А Исма с Ахаттой ехали туда, где были не раз и не два, но никогда открыто, никогда с благословения племени. Седьмица дней в тихой низине, укрытой серыми валунами, среди которых росли кривые веселые сливы и яблоньки, а неподалеку бил родник. Семь ночей в маленькой палатке. И, завидя высокий шест с треплющимся на ветру лисьим хвостом, все объезжали низину, утишая конский галоп, чтобы земля не гудела.
А после — лето и осень, зима и весна обычной жизни, как у всех. Ахатта в женском стойбище, объезжая стадо, выделывая шкуры, готовя и запасая еду. Исма — среди воинов. Лишь раз в несколько дней, влетая на Солнце в круг временных палаток, нырял в свою, и всю ночь не спал, зажимая жене рот сильной рукой, намотав на другую черные волосы. Исма — лето. И в этом лете Ахатта цветок раскрывалась и полнилась красотой, и по-прежнему, когда сидя верхом, скидывала шапку и поворачивала голову, смеясь, то кони мужчин спотыкались, под слишком резко натянутыми поводьями, а женщины с досадой шептали бранные слова. Не всерьез, потому что только на Исму смотрела молодая жена, но шептали.
А жизнь шла. И в ней были не только военные игры и беспрерывная учеба. Каждый год уходили отряды наемников, за цену, сговоренную князем с вождями других племен и архонтами полисов, высокую цену. Каждый год уходили в дальние походы воины-стражи, сопровождать караваны купцов, тех, кто мог позволить себе заплатить за такую охрану. Пришло время Исме послужить племени.
— Это не просто, — сказал ему Торза, ухватывая и пропуская через ладонь черную с сединой бороду, внимательно глядя на скуластое неподвижное лицо, — пять лет среди дикарей. Тойры важны для эллинов, их береговой разбой приносит большие убытки идущим к берегам понта греческим судам. А мы важны тойрам, потому что ты обещан им как главный учитель военному делу. Пойдешь один. Будешь учить мальчиков тому, что знаешь сам, но не тому, что понял в своей учебе. Все, что можно схватить рукой, поразить мечом или дротиком, достать стрелой, все покажешь им. Но не то, что невидимо и что делает нас Зубами Дракона. За науку обещано ими не трогать кораблей дружественных полисов, а тебе за этим — следить. Жену оставь в племени. Пусть берет себе нового мужа. Решите с ней сами.
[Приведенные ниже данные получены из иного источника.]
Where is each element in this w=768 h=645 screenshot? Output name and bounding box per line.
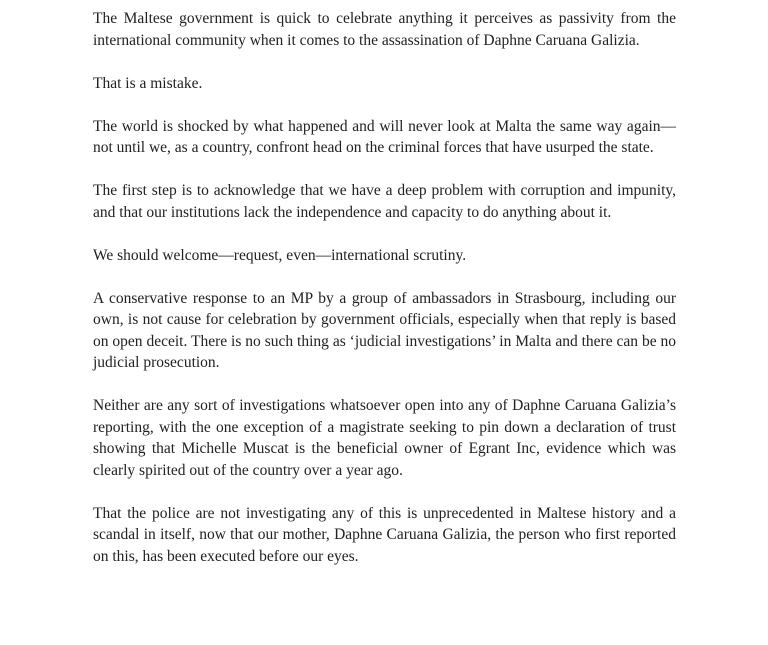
article-paragraph-7: Neither are any sort of investigations whatsoever open into any of Daphne Caruana Galizia’s reporting, with the one exception of a magistrate seeking to pin down a declaration of trust showing that Michelle Muscat is the beneficial owner of Egrant Inc, evidence which was clearly spirited out of the country over a year ago. (93, 397, 676, 479)
article-body (93, 8, 676, 567)
article-paragraph-3: The world is shocked by what happened and will never look at Malta the same way again—not until we, as a country, confront head on the criminal forces that have usurped the state. (93, 117, 676, 156)
article-paragraph-6: A conservative response to an MP by a group of ambassadors in Strasbourg, including our own, is not cause for celebration by government officials, especially when that reply is based on open deceit. There is no such thing as ‘judicial investigations’ in Malta and there can be no judicial prosecution. (93, 289, 676, 371)
article-paragraph-8: That the police are not investigating any of this is unprecedented in Maltese history and a scandal in itself, now that our mother, Daphne Caruana Galizia, the person who first reported on this, has been executed before our eyes. (93, 504, 676, 565)
article-paragraph-1: The Maltese government is quick to celebrate anything it perceives as passivity from the international community when it comes to the assassination of Daphne Caruana Galizia. (93, 10, 676, 49)
article-paragraph-5: We should welcome—request, even—international scrutiny. (93, 246, 467, 264)
article-paragraph-4: The first step is to acknowledge that we have a deep problem with corruption and impunity, and that our institutions lack the independence and capacity to do anything about it. (93, 182, 676, 221)
article-paragraph-2: That is a mistake. (93, 74, 203, 92)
Говорил и смотрел. Но лицо Исмы не изменилось. Кивнул, выслушав, а ночью подрался с Ахаттой, которая бросилась на него камышовой кошкой, узнав, что будет и как. Исма качал ее, прижимая к груди голову, гладил ее распухшую щеку и трогал языком свой зуб, от которого во рту становилось солоно. До утра молчали. А перед рассветом, когда она вцепилась в его волосы и обхватила ногами бедра, прижимаясь изо всех сил, прикрикнул, сразу же утишая голос, чтоб не услышали другие. И Ахатта, сжав зубы, расцепила руки. Отползла и села в темноте, только хриплое дыхание слышалось от колеблющейся стены. Когда выбрался из палатки, Ахатта не пошла следом. Только перестала дышать, чтобы слышать удаляющийся топот. Держала в руках длинную сережку из мелкого серого жемчуга и ногтями рвала крепкую нитку. Ее Исма, муж, ускакал в лагерь. Он будет там, а она здесь. И когда он уедет совсем, на пять лет, а может быть на всю жизнь, ведь его могут убить там, у диких тойров, грабящих корабли, она все равно будет здесь. Мелкие зерна посыпались из руки.